SFD Administrative Capt. Daniel Shaw said they host all-school fire drills at each school they visit, but they put a special focus on second-graders.
“With second grade we pull our trailer over there and it’s set up with a kitchen and a living room with the fireplace and a bedroom,” Shaw explained. “We ask, ‘Does anybody see problems in here?’ Usually, they can point out the top five of them and then we point out a few more.
“At second grade is, I guess, kind of the right age to comprehend that part of it,” he continued. “They're still young enough that we make an impression on them, but they’re old enough to really understand the basics of like not playing with matches.”

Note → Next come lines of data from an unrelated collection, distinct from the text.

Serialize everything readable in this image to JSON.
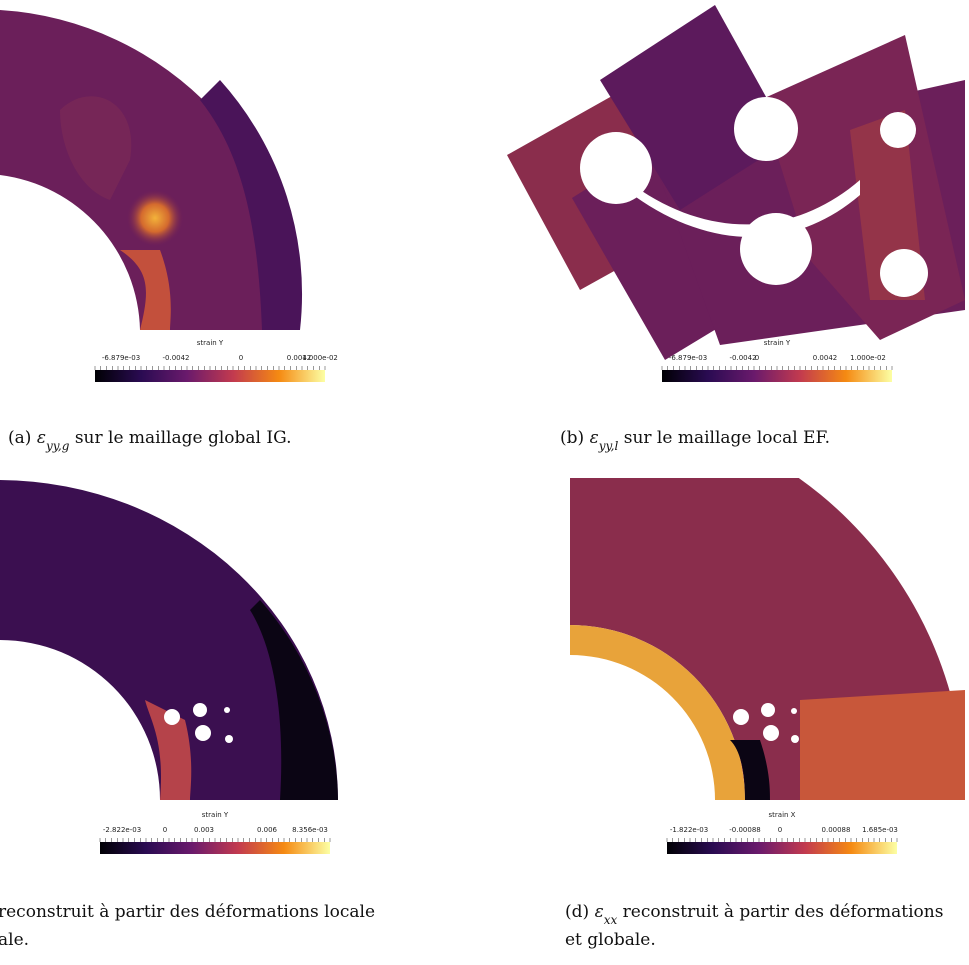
{
  "figures": [
    {
      "label": "(a)",
      "symbol": "ε",
      "subscript": "yy,g",
      "caption_lines": [
        "sur le maillage global IG."
      ],
      "colorbar": {
        "title": "strain Y",
        "ticks": [
          "-6.879e-03",
          "-0.0042",
          "0",
          "0.0042",
          "1.000e-02"
        ]
      }
    },
    {
      "label": "(b)",
      "symbol": "ε",
      "subscript": "yy,l",
      "caption_lines": [
        "sur le maillage local EF."
      ],
      "colorbar": {
        "title": "strain Y",
        "ticks": [
          "-6.879e-03",
          "-0.0042",
          "0",
          "0.0042",
          "1.000e-02"
        ]
      }
    },
    {
      "caption_lines": [
        "reconstruit à partir des déformations locale",
        "ale."
      ],
      "colorbar": {
        "title": "strain Y",
        "ticks": [
          "-2.822e-03",
          "0",
          "0.003",
          "0.006",
          "8.356e-03"
        ]
      }
    },
    {
      "label": "(d)",
      "symbol": "ε",
      "subscript": "xx",
      "caption_lines": [
        "reconstruit à partir des déformations",
        "et globale."
      ],
      "colorbar": {
        "title": "strain X",
        "ticks": [
          "-1.822e-03",
          "-0.00088",
          "0",
          "0.00088",
          "1.685e-03"
        ]
      }
    }
  ]
}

Some of the main points the department tries to make in presentations include stop, drop and roll, regularly checking smoke detector batteries, the importance of having two ways out of a structure, not playing with matches, and home escape plans. People should also consider the possibility of a fire when they are securing their homes.
“People put more and more deadbolt locks on their house doors and we come up with homes that have burglar bars on the windows…” Harrell said. “Everything you do to make it tougher for burglars to get in makes it tougher for us to get in and tougher for you to get out.”
Having a meeting place for the household is especially important, according to Shaw. He said it’s also important that whoever escapes the home is able to tell firefighters how many people are still inside.
“Then we know we have someone to look for,” he said. “If everybody is outside of the house, it changes it for us…If we know 100% that everybody’s out it allows us to go in and attack the fire immediately.”
SFD members also try to show kids what the firefighters look like in their full gear since it can be frightening for them at first.
“We want them to know that’s what we’re going to look like,” Shaw said. “If they’re hiding from us because they’re scared of us it’s going to be hard to find them.”
The department uses materials from the National Fire Safety Council’s Firepup program. The program collects donations from area businesses and organizations which the department can use to buy the materials. The funds carry over each year and last year the department had accumulated enough funds to buy a new fire pup costume. This year the department also has a full-time fire inspector with regular hours to do the presentations day to day, which brings continuity to them, according to Shaw.
Harrell said the presentations are particularly important because the United States tends to spend more time on “fire suppression and dealing with the results of the fire than we do with prevention in the first place.” Every code enforcement can be traced to a specific incidence where there was a great loss of monetary value or the loss of life.
Harrel and Shaw both emphasized the importance of focusing on fire prevention all year long. Shaw said the department’s calendar fills up quickly during October because of National Fire Prevention Week.
“We see the big push during October with all of the national media attention on fire prevention,” added Harrell. “It’s really a 12-month program, not a one-month program. We do tours year-round... Fire prevention month is not about the fire department. It’s about getting the message out.”